The outlook for pure outsourced big deals will decrease in the coming year, according to Jim Champy, chairman of outsourcing at Perot Systems.† He based his forecast on two factors. First, he noted, while the pure outsourcing deals of the past have helped to reduce or stabilize costs within client environments, many big deals have not delivered on other promises. Second, senior line executives are more concerned than ever before about the strategic value of information technology (IT).
“For 50 years, we’ve been talking about strategic value, but it’s only now that it has come true,” said Champy. “Executives clearly recognize that they can’t do everything themselves within their companies. So they’re going to look for partners, but I think it’s going to be less and less the traditional outsourcing way.”
Champy expects to see more complex outsourcing deals involving larger and different parts of clients organizations.† For example, rather than looking for support in just IT, clients are now looking for someone to help them re-engineer all of logistics.† They are seeking organizations who understand logistics better than the client.

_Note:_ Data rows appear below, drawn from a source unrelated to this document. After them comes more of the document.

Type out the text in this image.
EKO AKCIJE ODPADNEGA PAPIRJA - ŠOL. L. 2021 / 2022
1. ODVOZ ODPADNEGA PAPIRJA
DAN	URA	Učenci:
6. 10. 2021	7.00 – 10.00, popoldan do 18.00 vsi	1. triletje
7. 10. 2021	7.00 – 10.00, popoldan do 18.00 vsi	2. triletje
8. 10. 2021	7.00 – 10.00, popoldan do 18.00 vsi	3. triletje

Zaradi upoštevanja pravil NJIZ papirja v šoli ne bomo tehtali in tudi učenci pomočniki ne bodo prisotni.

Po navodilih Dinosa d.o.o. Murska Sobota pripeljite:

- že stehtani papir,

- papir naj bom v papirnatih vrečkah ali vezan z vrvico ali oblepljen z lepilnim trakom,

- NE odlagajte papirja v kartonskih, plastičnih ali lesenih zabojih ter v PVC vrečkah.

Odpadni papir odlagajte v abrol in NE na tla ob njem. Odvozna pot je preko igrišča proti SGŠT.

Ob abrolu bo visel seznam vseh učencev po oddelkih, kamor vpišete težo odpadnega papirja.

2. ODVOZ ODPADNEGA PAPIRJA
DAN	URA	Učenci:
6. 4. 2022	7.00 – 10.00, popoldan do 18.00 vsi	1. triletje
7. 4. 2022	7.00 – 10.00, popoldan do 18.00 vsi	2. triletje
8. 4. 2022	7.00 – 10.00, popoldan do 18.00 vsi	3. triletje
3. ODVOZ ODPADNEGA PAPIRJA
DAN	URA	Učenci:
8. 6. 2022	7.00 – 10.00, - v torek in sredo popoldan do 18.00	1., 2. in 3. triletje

While cost reduction interest will never disappear, Champy noted that most clients now have moved away from a close examination of cost control and are now much more focused on how to grow their businesses.† The shift has a significant impact on the degree of sophistication required of outsourcing partnerships.
“It requires much more sophistication on the part of the partner or partnership around understanding the businesses,” said Champy. “These are not data center operators; they are people skilled in running large data centers. Who is going to be able to manage these relationships? It’s going to take people who really understand the nature of the business and its direction.
At Perot Systems,” Champy added, “we are going much further now in actually doing fundamental business change, really looking at our client’s customers.† We are helping clients re-think how they must support their customers, and building systems and operating infrastructures to provide new value-added propositions for our clients’ customers.”
Where the Big Deals Will Be
On the international scale, the outlook in Europe is bright, particularly in markets experiencing deregulation, according to Champy.† The public utilities and telecommunications sectors are likely to provide opportunities for big deals as deregulation continues on a massive scale.† Champy notes that there are big opportunities in financial services in Europe as banks there consolidate, similar to the merger of Union Bank of Switzerland with Swiss Bank. Banking in Asia holds additional promise for those willing to tolerate the risks associated with the current economic instability.
The Biggest Challenge
Champy believes that the biggest concern for the outsourcing industry relates to how providers can contribute in a meaningful way to clients who are facing the challenges of reinventing their businesses while simultaneously working to maximize profitability.† And just as providers will struggle to create the resources capable of helping clients re-invent their business, clients will struggle to identify providers who possess the resources they need.
As the paradigm shifts from the old role of the provider who performs a defined service for a specific price to one of partnership, clients will have to find providers with whom they can develop a comfortable partnership.† For example, clients wishing to explore the benefits of electronic commerce will be looking for providers who not only understand electronic commerce, but understand the needs of the clients customers well enough to create a business plan that evolves the client’s business into electronic commerce in ways that add competitive advantage and end-user value.
What Champy sees as the critical measure of success in outsourcing arrangements from now on is the ability of the client and provider to discuss and create a shared vision of the destinies they seek.† From the foundation of a common, shared vision of the future, successful outsourcing partnerships will work cooperatively and complement each other’s skills to achieve their goals.
The main market segments that offer the greatest potential for outsourcing partnerships are financial services, utilities, telecommunications, travel, transportation and healthcare, according to Champy. He believes that the trend for the outsourcing industry will accelerate away from the traditional models toward partnership arrangements which are based on common goals and visions, allowing both parties to achieve success.
“This is an exciting time,” said Champy. “I think it’s an extraordinary market.”